I'll then run a mixed-effects regression analysis on the whole dataset to see which independent variables effect the dependent variable the most.
posted by Scottie_Bob at 12:51 PM on December 6, 2012

Ok.

Let's assume you're only interested in one speaker (you can apply this thinking and methodology for each speaker separately). I'll also explain the concept imagining that you were only dealing with TWO sets of data (rather than the three you're interested in), and then build up to three.

Jane has two sets of data, each with a few hundred observations. It is critical here to understand that each set of data is to be considered a sample from all the possible measurements you could have taken from Jane at that particular time. So at time 1, you made 200 measurements (out of a potential infinite number of measurements), and this is your sample. You are using this sample to make estimates about the "infinite population" that theoretically exists. Similarly for time 2.

You are interested in whether there is a statistically significant difference between these two sets. Specifically, you are estimating the probability of obtaining such a difference between these two data sets, assuming there was in fact no difference in the underlying "infinite populations" at each time point. In other words, suppose that at time 1 and time 2, Jane's speech is actually identical. Then what is the probability of obtaining the two sample means that you DID in fact obtain when you measured her 200 times the first time and 230 times the second time. If you obtain a sufficiently low probability, then you can reject the null hypothesis.
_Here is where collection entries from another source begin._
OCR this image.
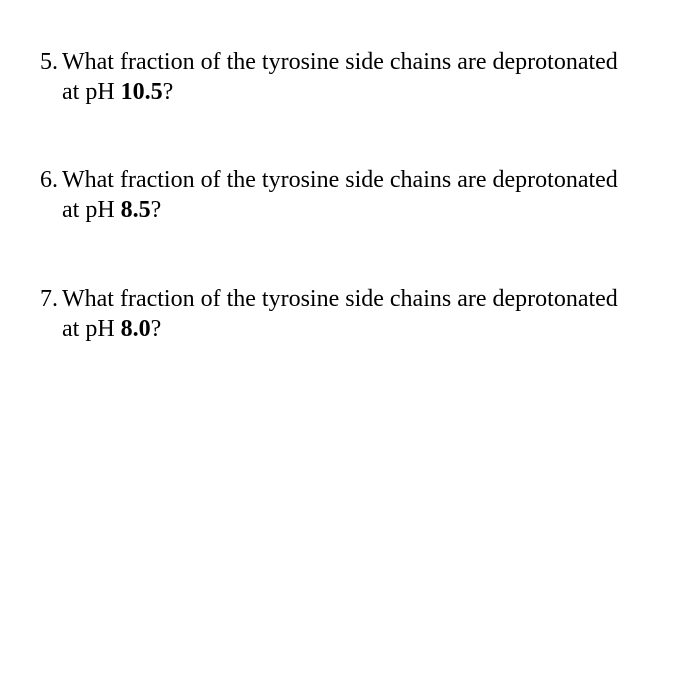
5. What fraction of the tyrosine side chains are deprotonated
at pH 10.5?
6. What fraction of the tyrosine side chains are deprotonated
at pH 8.5?
7. What fraction of the tyrosine side chains are deprotonated
at pH 8.0?
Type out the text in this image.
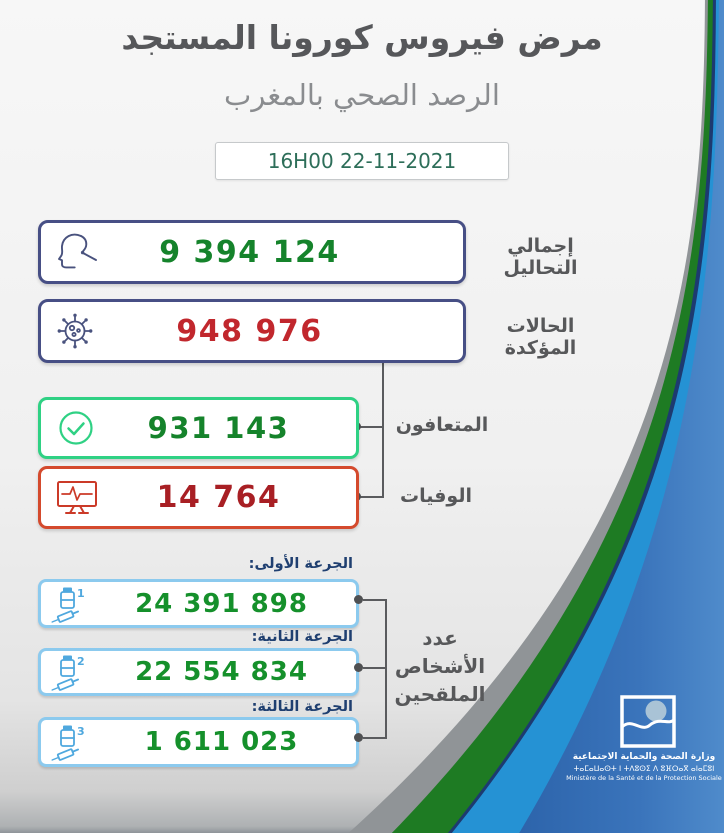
مرض فيروس كورونا المستجد
الرصد الصحي بالمغرب
16H00 22-11-2021
9 394 124	إجمالي التحاليل
948 976	الحالات المؤكدة
931 143	المتعافون
14 764	الوفيات
الجرعة الأولى:
1	24 391 898
الجرعة الثانية:
2	22 554 834
الجرعة الثالثة:
3	1 611 023
عدد
الأشخاص
الملقحين
وزارة الصحة والحماية الاجتماعية
ⵜⴰⵎⴰⵡⴰⵙⵜ ⵏ ⵜⴷⵓⵙⵉ ⴷ ⵓⴼⵔⴰⴳ ⴰⵏⴰⵎⵓⵏ
Ministère de la Santé et de la Protection Sociale
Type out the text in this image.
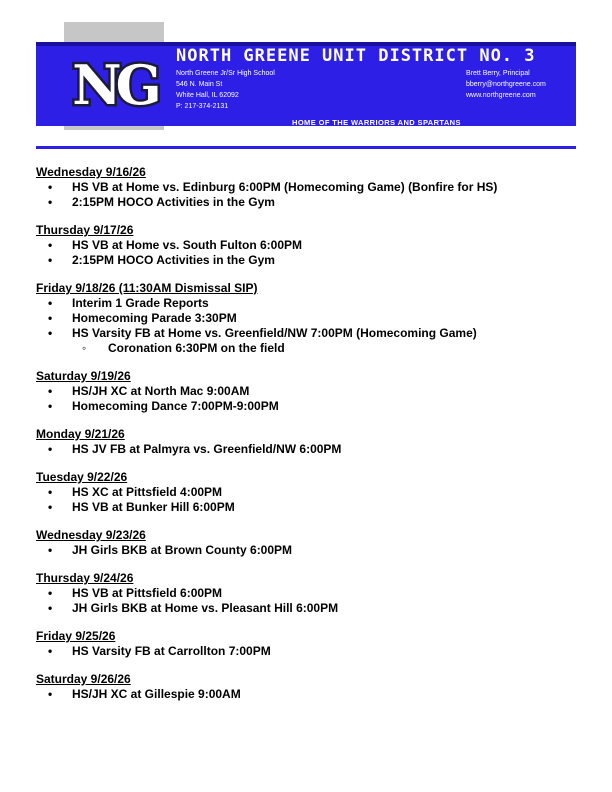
NG NORTH GREENE UNIT DISTRICT NO. 3
North Greene Jr/Sr High School
546 N. Main St
White Hall, IL 62092
P: 217-374-2131
Brett Berry, Principal
bberry@northgreene.com
www.northgreene.com
HOME OF THE WARRIORS AND SPARTANS
Wednesday 9/16/26
• HS VB at Home vs. Edinburg 6:00PM (Homecoming Game) (Bonfire for HS)
• 2:15PM HOCO Activities in the Gym
Thursday 9/17/26
• HS VB at Home vs. South Fulton 6:00PM
• 2:15PM HOCO Activities in the Gym
Friday 9/18/26 (11:30AM Dismissal SIP)
• Interim 1 Grade Reports
• Homecoming Parade 3:30PM
• HS Varsity FB at Home vs. Greenfield/NW 7:00PM (Homecoming Game)
◦ Coronation 6:30PM on the field
Saturday 9/19/26
• HS/JH XC at North Mac 9:00AM
• Homecoming Dance 7:00PM-9:00PM
Monday 9/21/26
• HS JV FB at Palmyra vs. Greenfield/NW 6:00PM
Tuesday 9/22/26
• HS XC at Pittsfield 4:00PM
• HS VB at Bunker Hill 6:00PM
Wednesday 9/23/26
• JH Girls BKB at Brown County 6:00PM
Thursday 9/24/26
• HS VB at Pittsfield 6:00PM
• JH Girls BKB at Home vs. Pleasant Hill 6:00PM
Friday 9/25/26
• HS Varsity FB at Carrollton 7:00PM
Saturday 9/26/26
• HS/JH XC at Gillespie 9:00AM
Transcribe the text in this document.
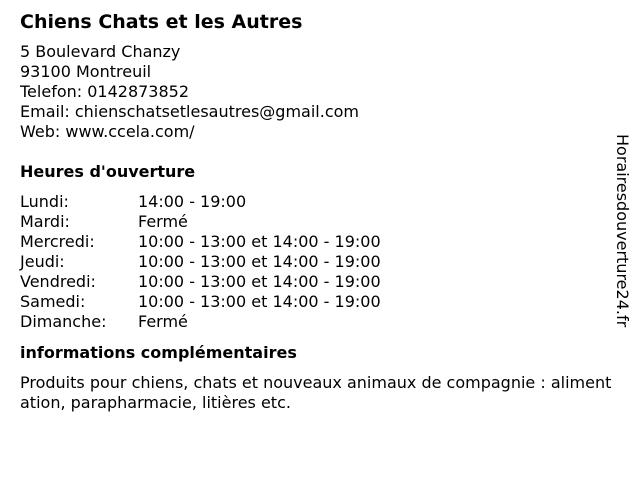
Chiens Chats et les Autres
5 Boulevard Chanzy
93100 Montreuil
Telefon: 0142873852
Email: chienschatsetlesautres@gmail.com
Web: www.ccela.com/
Heures d'ouverture
Lundi:	14:00 - 19:00
Mardi:	Fermé
Mercredi:	10:00 - 13:00 et 14:00 - 19:00
Jeudi:	10:00 - 13:00 et 14:00 - 19:00
Vendredi:	10:00 - 13:00 et 14:00 - 19:00
Samedi:	10:00 - 13:00 et 14:00 - 19:00
Dimanche:	Fermé
informations complémentaires
Produits pour chiens, chats et nouveaux animaux de compagnie : alimentation, parapharmacie, litières etc.
Horairesdouverture24.fr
If the data are normal, etc. you would perform the above analysis using an independent measures t-test. If they weren't normal, you'd use a Mann-Whitney U test.

Since you have three sets of data, you use a Kruskal Wallis Test. I've never done one in SPSS, but there is a youtube tutorial here.

You should also check to see that the assumptions of the test are met as indicated here (specifically you need to ensure that the three distributions have the same shape).

Unequal sample sizes is not a problem - the test should weight the individual variances accordingly, similarly to how a t test pools the variances when using unequal sample sizes.

It is crucial that you understand that you are using multiple observations of a SINGLE subject to generalize to the population of observations of THAT subject. You cannot make statistical inferences about other individuals (i.e. this is more of a series of case studies).
posted by spacediver at 1:22 PM on December 6, 2012

Righto, I think I've got it. The data are the same shape, and I did a few exploratory runs to make sure about the homogeneity of variances (following that youtube tutorial), and it suggested that the KW was ok to use.

I'm definitely *not* using multiple observations of a SINGLE subject to make statistical inferences about other individuals. For the other speakers, I'll run the KW test separately.

Phew, this stats stuff is hard!

Thanks so much for your help today; I've been watching this thread like a hawk!
posted by Scottie_Bob at 1:42 PM on December 6, 2012

aye, no prob, glad to help, and hope it all works out :)
posted by spacediver at 3:03 PM on December 6, 2012